Un questionnaire de cinq pages, huit jours pour répondre

C’est dans ce cadre que s’inscrit le document consulté par le Dei. La semaine dernière, un questionnaire de cinq pages a été transmis aux différents directeurs de la Cena, avec obligation d’y répondre dans un délai de huit jours. Selon nos informations, ce questionnaire ne relève pas d’un formulaire type. Il prend en compte les réalités propres à l’institution, interrogeant chaque direction sur l’état de son patrimoine, de ses engagements contractuels et de sa situation financière et administrative en cohérence directe avec les missions que le décret n°2026-457 assigne au coordonnateur. Selon le document que la rédaction a pu consulter, les différents rapports attendus des directeurs de la Cena doivent porter sur la situation de l’institution arrêtée à la date du 22 juillet 2026, jour même de la signature du décret de nomination de Christian Migan. Une date qui fixe, de fait, le point zéro à partir duquel le nouveau coordonnateur entend faire la lumière sur l’état exact du patrimoine et des engagements de la CENA, avant toute opération de liquidation.

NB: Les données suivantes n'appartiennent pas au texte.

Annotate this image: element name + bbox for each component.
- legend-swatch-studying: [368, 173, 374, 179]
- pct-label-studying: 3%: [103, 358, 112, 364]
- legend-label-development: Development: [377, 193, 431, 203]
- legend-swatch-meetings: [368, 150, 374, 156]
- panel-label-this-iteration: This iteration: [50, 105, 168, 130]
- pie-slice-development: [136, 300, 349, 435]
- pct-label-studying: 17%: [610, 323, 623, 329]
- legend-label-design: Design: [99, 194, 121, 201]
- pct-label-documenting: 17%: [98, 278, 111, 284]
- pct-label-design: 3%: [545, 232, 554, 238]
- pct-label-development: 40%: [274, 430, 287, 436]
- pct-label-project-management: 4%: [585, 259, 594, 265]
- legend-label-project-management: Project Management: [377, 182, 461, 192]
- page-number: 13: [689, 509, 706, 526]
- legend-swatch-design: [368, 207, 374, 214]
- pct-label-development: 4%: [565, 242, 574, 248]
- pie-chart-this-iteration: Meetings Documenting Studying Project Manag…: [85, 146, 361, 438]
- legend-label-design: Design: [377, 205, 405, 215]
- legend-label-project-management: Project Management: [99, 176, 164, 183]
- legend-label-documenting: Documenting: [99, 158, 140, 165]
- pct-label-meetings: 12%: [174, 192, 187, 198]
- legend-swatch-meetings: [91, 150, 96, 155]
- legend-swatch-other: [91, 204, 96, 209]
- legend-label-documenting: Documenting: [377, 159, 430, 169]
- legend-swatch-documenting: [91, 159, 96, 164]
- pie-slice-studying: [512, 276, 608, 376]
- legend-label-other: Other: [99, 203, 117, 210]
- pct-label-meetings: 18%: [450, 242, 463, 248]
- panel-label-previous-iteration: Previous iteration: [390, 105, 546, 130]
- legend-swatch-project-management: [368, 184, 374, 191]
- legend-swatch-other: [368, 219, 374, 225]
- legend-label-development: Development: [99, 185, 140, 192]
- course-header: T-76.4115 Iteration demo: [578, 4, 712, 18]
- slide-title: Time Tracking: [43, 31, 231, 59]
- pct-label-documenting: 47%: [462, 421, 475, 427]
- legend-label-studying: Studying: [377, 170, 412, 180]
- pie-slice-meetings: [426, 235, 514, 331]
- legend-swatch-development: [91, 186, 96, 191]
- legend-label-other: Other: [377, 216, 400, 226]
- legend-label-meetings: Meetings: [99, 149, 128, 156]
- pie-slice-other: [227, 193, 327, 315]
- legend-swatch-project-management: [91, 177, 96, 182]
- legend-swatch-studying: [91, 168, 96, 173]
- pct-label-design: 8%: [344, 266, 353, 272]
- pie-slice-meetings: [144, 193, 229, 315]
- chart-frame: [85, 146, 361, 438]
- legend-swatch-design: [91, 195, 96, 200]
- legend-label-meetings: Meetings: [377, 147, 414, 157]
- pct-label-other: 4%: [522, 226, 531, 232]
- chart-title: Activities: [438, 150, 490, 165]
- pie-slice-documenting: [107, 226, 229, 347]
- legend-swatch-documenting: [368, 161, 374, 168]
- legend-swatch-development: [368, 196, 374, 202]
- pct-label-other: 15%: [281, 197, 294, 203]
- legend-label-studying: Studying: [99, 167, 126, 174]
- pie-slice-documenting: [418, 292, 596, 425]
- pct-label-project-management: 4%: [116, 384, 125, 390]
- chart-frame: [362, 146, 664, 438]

La fin d’une autonomie de gestion

Au-delà de l’aspect procédural, cette opération marque un tournant pour le personnel dirigeant de l’ex-CENA. En vertu du décret, les directeurs de l’institution ne disposent plus d’aucune autonomie sur la gestion patrimoniale, contractuelle et financière de leurs services respectifs. Toute décision relative à l’exécution ou à la résiliation des contrats en cours, comme au paiement des dettes, relève désormais exclusivement du coordonnateur et de sa supervision ministérielle conjointe. Le questionnaire de cinq pages adressé sous huitaine aux directeurs s’inscrit dans cette logique. Il ne s’agit plus, pour eux, de gérer, mais de rendre compte. Le Dei poursuit ses investigations sur le contenu précis des réponses attendues et sur l’état du patrimoine de l’institution électorale, alors que s’ouvre une phase de liquidation dont l’issue déterminera le sort des contrats, des dettes et du personnel de l’ex-CENA.